After the leaders of the new United States wrote the Constitution, they had to get the thirteen states to agree to it. Some of the states did not want to agree unless they could add some specific rights for individual people. So, in 1791, the United States added ten new rights to the Constitution. These are called the Bill of Rights. Here are the ten rights included in the Bill of Rights:

The Ten Amendments Explained

  1. First Amendment: Freedoms of Expression

    Congress cannot make any law about your religion, or stop you from practicing your religion, or keep you from saying whatever you want, or publishing whatever you want (like in a newspaper or a book). And Congress cannot stop you from meeting peacefully for a demonstration to ask the government to change something.

  2. Second Amendment: Right to Bear Arms

    Congress cannot stop people from having and carrying weapons, because we need to be able to defend ourselves.

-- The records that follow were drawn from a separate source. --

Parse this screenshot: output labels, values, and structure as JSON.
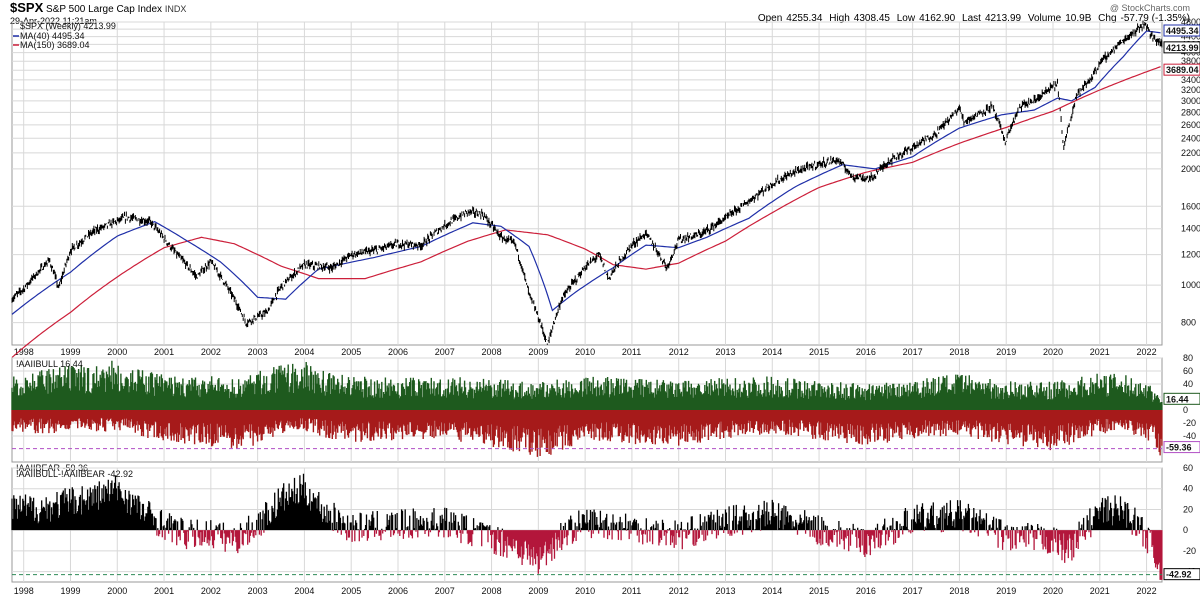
{
  "header": {
    "symbol": "$SPX",
    "name": "S&P 500 Large Cap Index",
    "exchange": "INDX",
    "datetime": "29-Apr-2022 11:21am",
    "watermark": "@ StockCharts.com",
    "ohlc": {
      "open_label": "Open",
      "open": "4255.34",
      "high_label": "High",
      "high": "4308.45",
      "low_label": "Low",
      "low": "4162.90",
      "last_label": "Last",
      "last": "4213.99",
      "volume_label": "Volume",
      "volume": "10.9B",
      "chg_label": "Chg",
      "chg": "-57.79 (-1.35%)"
    }
  },
  "colors": {
    "price": "#000000",
    "ma40": "#1f2fa8",
    "ma150": "#cc1f3a",
    "bull": "#1e5a1e",
    "bear": "#a61a1a",
    "spread_pos": "#000000",
    "spread_neg": "#b3163b",
    "grid": "#d8d8d8",
    "dash_purple": "#b14fc5",
    "dash_green": "#2e8b57"
  },
  "chart_data": [
    {
      "type": "line",
      "panel": "price",
      "scale": "log",
      "ylim": [
        700,
        4800
      ],
      "yticks": [
        800,
        1000,
        1200,
        1400,
        1600,
        2000,
        2200,
        2400,
        2600,
        2800,
        3000,
        3200,
        3400,
        3600,
        3800,
        4000,
        4200,
        4400,
        4600,
        4800
      ],
      "x_years": [
        "1998",
        "1999",
        "2000",
        "2001",
        "2002",
        "2003",
        "2004",
        "2005",
        "2006",
        "2007",
        "2008",
        "2009",
        "2010",
        "2011",
        "2012",
        "2013",
        "2014",
        "2015",
        "2016",
        "2017",
        "2018",
        "2019",
        "2020",
        "2021",
        "2022"
      ],
      "legend": [
        {
          "label": "$SPX (Weekly) 4213.99"
        },
        {
          "label": "MA(40) 4495.34"
        },
        {
          "label": "MA(150) 3689.04"
        }
      ],
      "price_tags": {
        "ma40": "4495.34",
        "last": "4213.99",
        "ma150": "3689.04"
      },
      "series": [
        {
          "name": "$SPX (Weekly)",
          "x": [
            1997.75,
            1998.0,
            1998.55,
            1998.75,
            1999.0,
            1999.5,
            2000.2,
            2000.7,
            2001.2,
            2001.7,
            2002.0,
            2002.55,
            2002.75,
            2003.2,
            2003.5,
            2004.0,
            2004.6,
            2005.0,
            2005.5,
            2006.0,
            2006.5,
            2007.0,
            2007.5,
            2007.8,
            2008.2,
            2008.5,
            2008.8,
            2009.2,
            2009.5,
            2010.0,
            2010.3,
            2010.5,
            2011.0,
            2011.3,
            2011.75,
            2012.0,
            2012.5,
            2013.0,
            2013.5,
            2014.0,
            2014.5,
            2015.0,
            2015.4,
            2015.7,
            2016.1,
            2016.5,
            2017.0,
            2017.5,
            2018.0,
            2018.1,
            2018.7,
            2018.98,
            2019.3,
            2019.6,
            2020.1,
            2020.22,
            2020.5,
            2020.8,
            2021.0,
            2021.5,
            2021.98,
            2022.1,
            2022.33
          ],
          "values": [
            920,
            980,
            1160,
            980,
            1230,
            1380,
            1500,
            1460,
            1230,
            1050,
            1150,
            900,
            800,
            850,
            990,
            1130,
            1110,
            1200,
            1230,
            1280,
            1270,
            1430,
            1550,
            1530,
            1330,
            1280,
            950,
            700,
            920,
            1110,
            1200,
            1040,
            1270,
            1360,
            1110,
            1310,
            1360,
            1490,
            1650,
            1830,
            1970,
            2060,
            2110,
            1920,
            1880,
            2100,
            2270,
            2470,
            2870,
            2650,
            2900,
            2350,
            2900,
            3000,
            3330,
            2237,
            3100,
            3400,
            3760,
            4300,
            4766,
            4400,
            4213.99
          ]
        },
        {
          "name": "MA(40)",
          "x": [
            1997.75,
            1999.0,
            2000.0,
            2000.8,
            2001.5,
            2002.2,
            2003.0,
            2003.6,
            2004.3,
            2005.5,
            2006.5,
            2007.6,
            2008.2,
            2008.8,
            2009.3,
            2009.8,
            2010.6,
            2011.3,
            2012.0,
            2012.6,
            2013.5,
            2014.5,
            2015.5,
            2016.2,
            2017.0,
            2018.0,
            2018.9,
            2019.6,
            2020.1,
            2020.4,
            2020.9,
            2021.5,
            2022.0,
            2022.33
          ],
          "values": [
            840,
            1080,
            1340,
            1460,
            1300,
            1150,
            930,
            920,
            1100,
            1180,
            1260,
            1450,
            1420,
            1260,
            860,
            960,
            1110,
            1270,
            1250,
            1330,
            1490,
            1800,
            2050,
            2000,
            2150,
            2550,
            2760,
            2840,
            3050,
            3000,
            3250,
            3900,
            4550,
            4495.34
          ]
        },
        {
          "name": "MA(150)",
          "x": [
            1997.75,
            1999.0,
            2000.0,
            2001.0,
            2001.8,
            2002.5,
            2003.5,
            2004.3,
            2005.3,
            2006.5,
            2007.5,
            2008.3,
            2009.2,
            2010.0,
            2010.6,
            2011.3,
            2012.0,
            2013.0,
            2014.0,
            2015.0,
            2016.0,
            2017.0,
            2018.0,
            2019.0,
            2020.0,
            2021.0,
            2022.33
          ],
          "values": [
            650,
            850,
            1050,
            1250,
            1330,
            1280,
            1120,
            1040,
            1040,
            1150,
            1300,
            1390,
            1350,
            1240,
            1130,
            1100,
            1140,
            1300,
            1540,
            1790,
            1960,
            2080,
            2330,
            2560,
            2820,
            3200,
            3689.04
          ]
        }
      ]
    },
    {
      "type": "bar",
      "panel": "aaii-bull-bear",
      "ylim": [
        -80,
        80
      ],
      "yticks": [
        -40,
        -20,
        0,
        20,
        40,
        60,
        80
      ],
      "legend": [
        {
          "label": "!AAIIBULL 16.44"
        },
        {
          "label": "!AAIIBEAR -59.36"
        }
      ],
      "value_tags": {
        "bull": "16.44",
        "bear": "-59.36"
      },
      "series": [
        {
          "name": "!AAIIBULL",
          "x": [
            1997.75,
            1998.5,
            1999.0,
            1999.5,
            2000.0,
            2000.5,
            2001.0,
            2001.5,
            2002.0,
            2002.5,
            2003.0,
            2003.5,
            2004.0,
            2004.5,
            2005.0,
            2006.0,
            2007.0,
            2008.0,
            2009.0,
            2010.0,
            2011.0,
            2012.0,
            2013.0,
            2014.0,
            2015.0,
            2016.0,
            2017.0,
            2018.0,
            2019.0,
            2020.0,
            2021.0,
            2021.5,
            2022.0,
            2022.33
          ],
          "values": [
            48,
            50,
            55,
            56,
            62,
            50,
            45,
            40,
            42,
            38,
            48,
            55,
            60,
            48,
            42,
            40,
            42,
            38,
            35,
            42,
            40,
            36,
            40,
            42,
            36,
            32,
            40,
            45,
            36,
            35,
            46,
            44,
            36,
            16.44
          ]
        },
        {
          "name": "!AAIIBEAR",
          "x": [
            1997.75,
            1998.5,
            1999.0,
            1999.5,
            2000.0,
            2000.5,
            2001.0,
            2001.5,
            2002.0,
            2002.5,
            2003.0,
            2003.5,
            2004.0,
            2004.5,
            2005.0,
            2006.0,
            2007.0,
            2008.0,
            2009.0,
            2010.0,
            2011.0,
            2012.0,
            2013.0,
            2014.0,
            2015.0,
            2016.0,
            2017.0,
            2018.0,
            2019.0,
            2020.0,
            2021.0,
            2021.5,
            2022.0,
            2022.33
          ],
          "values": [
            -28,
            -30,
            -25,
            -28,
            -25,
            -35,
            -40,
            -42,
            -45,
            -48,
            -45,
            -30,
            -25,
            -35,
            -40,
            -38,
            -36,
            -45,
            -62,
            -38,
            -42,
            -45,
            -35,
            -30,
            -38,
            -45,
            -35,
            -32,
            -42,
            -50,
            -30,
            -28,
            -40,
            -59.36
          ]
        }
      ]
    },
    {
      "type": "bar",
      "panel": "aaii-spread",
      "ylim": [
        -50,
        60
      ],
      "yticks": [
        -40,
        -20,
        0,
        20,
        40,
        60
      ],
      "legend": [
        {
          "label": "!AAIIBULL-!AAIIBEAR -42.92"
        }
      ],
      "value_tags": {
        "spread": "-42.92"
      },
      "series": [
        {
          "name": "!AAIIBULL-!AAIIBEAR",
          "x": [
            1997.75,
            1998.5,
            1999.0,
            1999.5,
            2000.0,
            2000.5,
            2001.0,
            2001.5,
            2002.0,
            2002.5,
            2003.0,
            2003.5,
            2004.0,
            2004.5,
            2005.0,
            2006.0,
            2007.0,
            2008.0,
            2008.5,
            2009.0,
            2009.5,
            2010.0,
            2011.0,
            2012.0,
            2013.0,
            2014.0,
            2015.0,
            2016.0,
            2017.0,
            2018.0,
            2019.0,
            2020.0,
            2020.3,
            2021.0,
            2021.5,
            2022.0,
            2022.33
          ],
          "values": [
            20,
            22,
            28,
            32,
            40,
            20,
            5,
            -5,
            -3,
            -10,
            5,
            30,
            40,
            15,
            2,
            5,
            8,
            -8,
            -15,
            -30,
            -5,
            8,
            3,
            -5,
            8,
            15,
            0,
            -12,
            10,
            15,
            -6,
            -10,
            -20,
            18,
            20,
            -5,
            -42.92
          ]
        }
      ]
    }
  ]
}
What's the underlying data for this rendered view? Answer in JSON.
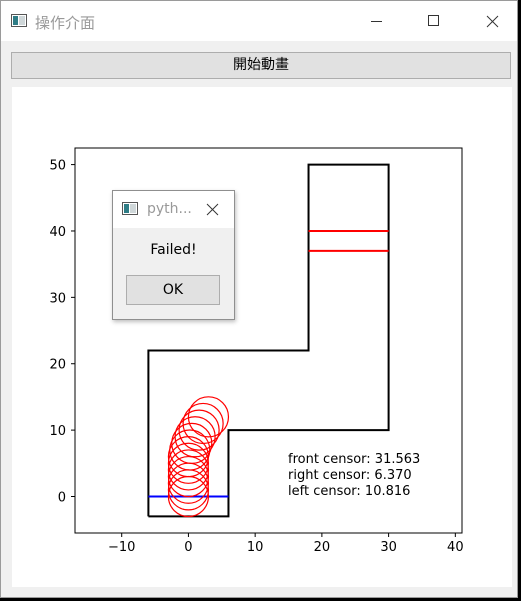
{
  "window": {
    "title": "操作介面",
    "start_button_label": "開始動畫"
  },
  "dialog": {
    "title": "pyth...",
    "message": "Failed!",
    "ok_label": "OK"
  },
  "sensors": {
    "front": "front censor: 31.563",
    "right": "right censor: 6.370",
    "left": "left censor: 10.816"
  },
  "colors": {
    "track": "#000000",
    "car": "#ff0000",
    "finish_line": "#ff0000",
    "start_line": "#0000ff"
  },
  "chart_data": {
    "type": "line",
    "xlim": [
      -17,
      41
    ],
    "ylim": [
      -5.5,
      52.5
    ],
    "xticks": [
      -10,
      0,
      10,
      20,
      30,
      40
    ],
    "yticks": [
      0,
      10,
      20,
      30,
      40,
      50
    ],
    "grid": false,
    "track_boundary": [
      [
        -6,
        -3
      ],
      [
        6,
        -3
      ],
      [
        6,
        10
      ],
      [
        30,
        10
      ],
      [
        30,
        50
      ],
      [
        18,
        50
      ],
      [
        18,
        22
      ],
      [
        -6,
        22
      ],
      [
        -6,
        -3
      ]
    ],
    "finish_lines": [
      {
        "x": [
          18,
          30
        ],
        "y": [
          40,
          40
        ]
      },
      {
        "x": [
          18,
          30
        ],
        "y": [
          37,
          37
        ]
      }
    ],
    "start_line": {
      "x": [
        -6,
        6
      ],
      "y": [
        0,
        0
      ]
    },
    "car_radius": 3,
    "car_positions": [
      [
        0,
        0
      ],
      [
        0,
        1
      ],
      [
        0,
        2
      ],
      [
        0,
        3
      ],
      [
        0,
        4
      ],
      [
        0,
        5
      ],
      [
        0,
        6
      ],
      [
        0.2,
        7
      ],
      [
        0.5,
        8
      ],
      [
        1,
        9
      ],
      [
        1.6,
        10
      ],
      [
        2.2,
        11
      ],
      [
        3,
        12
      ]
    ]
  }
}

  3. Third Amendment: Quartering of Soldiers

    You do not have to let soldiers live in your house, except if there is a war, and even then only if Congress has passed a law about it.

  4. Fourth Amendment: Search and Seizure Protection

    Nobody can search your body, or your house, or your papers and things, unless they can prove to a judge that they have a good reason to think you have committed a crime.

  5. Fifth Amendment: Due Process and Self-Incrimination

    You cannot be tried for any serious crime without a Grand Jury meeting first to decide whether there is enough evidence for a trial. And if the jury decides you are innocent, the government cannot try again with another jury. You do not have to say anything at your trial. You cannot be killed, or put in jail, or fined, unless you were convicted of a crime by a jury. And the government cannot take your house or your farm or anything that is yours, unless the government pays for it.

  6. Sixth Amendment: Speedy Trial and Legal Counsel

    If you are arrested, you have a right to have your trial pretty soon, and the government cannot keep you in jail without trying you. The trial has to be public, so everyone knows what is happening. The case has to be decided by a jury of ordinary people from your area. You have the right to know what you are accused of, to see and hear the people who are witnesses against you, to have the government help you get witnesses on your side, and you have the right to a lawyer to help you.

  7. Seventh Amendment: Jury Trial in Civil Cases

    You also have the right to a jury when it is a civil case (a law case between two people rather than between you and the government).

  8. Eighth Amendment: No Excessive Bail or Cruel Punishments

    The government cannot make you pay more than is reasonable in bail or in fines, and the government cannot order you to have cruel or unusual punishments (like torture) even if you are convicted of a crime.

  9. Ninth Amendment: Unenumerated Rights

    Just because these rights are listed in the Constitution does not mean that you do not have other rights too.

  10. Tenth Amendment: Powers Reserved to States

    Anything that the Constitution does not say that Congress can do should be left up to the states, or to the people.